W końcu jeżeli użytkownik płaci za możliwość grania online wymaga działania tej usługi jeżeli ona nie działa przez jakiś okres ma prawo domagać nie tylko usunięcia usterki (w najkrótszym możliwym czasie) ale i odszkodowania co do jego wysokości mogą być wątpliwości.
W końcu nawet Microsoft musi zacząć się liczyć ze swoimi klientami którzy oprócz tego że są płatnikami mogą egzekwować swoje prawa.
Pozdrawiam
Karol
Karol157 ---> Odszkodowanie? Z jakiej racji? Jak światło na ulicy padnie to też będzie prosił o odszkodowanie, bo nie mogłeś gazety czytać?
Backside
Złe porównanie Xbox Live jest usługą i mam prawo żądać jej działania na poziomie gwarantującym granie na necie (mówię o możliwościach serwerów które sam Microsoft zapewnia za min. moje pieniądze).

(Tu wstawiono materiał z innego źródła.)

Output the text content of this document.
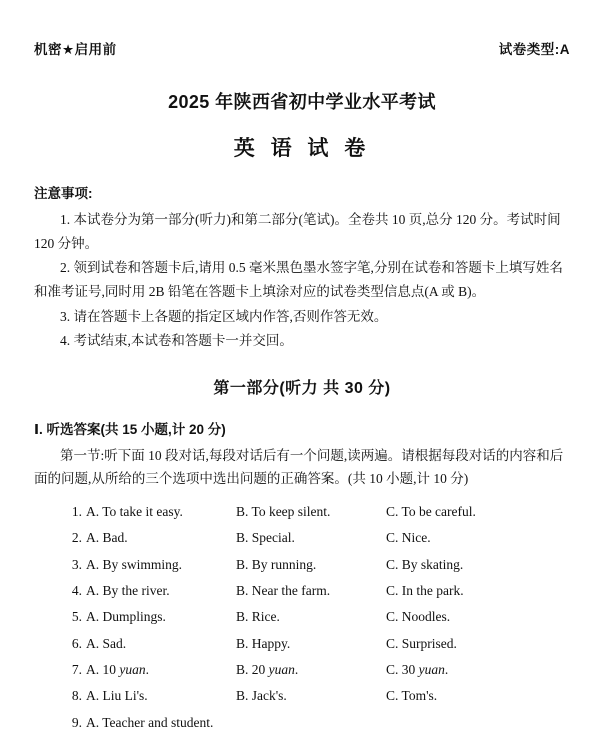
机密★启用前	试卷类型:A
2025 年陕西省初中学业水平考试
英 语 试 卷
注意事项:
1. 本试卷分为第一部分(听力)和第二部分(笔试)。全卷共 10 页,总分 120 分。考试时间 120 分钟。
2. 领到试卷和答题卡后,请用 0.5 毫米黑色墨水签字笔,分别在试卷和答题卡上填写姓名和准考证号,同时用 2B 铅笔在答题卡上填涂对应的试卷类型信息点(A 或 B)。
3. 请在答题卡上各题的指定区域内作答,否则作答无效。
4. 考试结束,本试卷和答题卡一并交回。
第一部分(听力 共 30 分)
Ⅰ. 听选答案(共 15 小题,计 20 分)
第一节:听下面 10 段对话,每段对话后有一个问题,读两遍。请根据每段对话的内容和后面的问题,从所给的三个选项中选出问题的正确答案。(共 10 小题,计 10 分)
1. A. To take it easy.	B. To keep silent.	C. To be careful.
2. A. Bad.	B. Special.	C. Nice.
3. A. By swimming.	B. By running.	C. By skating.
4. A. By the river.	B. Near the farm.	C. In the park.
5. A. Dumplings.	B. Rice.	C. Noodles.
6. A. Sad.	B. Happy.	C. Surprised.
7. A. 10 yuan.	B. 20 yuan.	C. 30 yuan.
8. A. Liu Li's.	B. Jack's.	C. Tom's.
9. A. Teacher and student.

Nie działanie tej usługi wywołuje roszczenie po stronie usługobiorcy, którym staje się po wykupieniu XBOX Live Gold domagania się zadośćuczynienia za okres w którym usługa była niedostarczana - zwrot odpowiedniej części opłaty (tj np w umowach na dostarczanie internetu). Jeżeli w wyniku braku usługi usługobiorca poniósł jakąś konkretną szkodę i jest w stanie udowodnić związek przyczynowo skutkowy pomiędzy brakiem usługi a powstaniem szkody należy mu się odszkodowanie w wysokości albo przewidzianej w umowie (kary umowne) albo na zasadach ogólnych prawa cywilnego obwoiązującego w danym kraju.
Pozdrawiam
Karol
Umowa nie zakłada nieprzerwanego serwisu (ba, wręcz zawiera ustęp na temat tego, że Live może czasami nie działać). Wątpię, żeby zasady ogólne prawa cywilnego również zakładały to, że usługi internetowej nie można przerwać.
Szefoxxx [ Junior ]
jestem ciekawy co powiedzą w sądzie z jakiego tytułu chcą 5 milionów $ hehe
wpadli w depresje, ich zycie prywatne runęło, biznes legł w gruzach, stracili wszystko.
Witam
Chłopaki z pomocą dobrej kancelarii, która może pracować tylko za sukcess fee -procent od wygranego odszkodowania i sławę w końcu wygrać z Microsoft to jest coś, na pewno znajdą szkodę kwestia czy w tamtym systemie będą w stanie to udowodnić.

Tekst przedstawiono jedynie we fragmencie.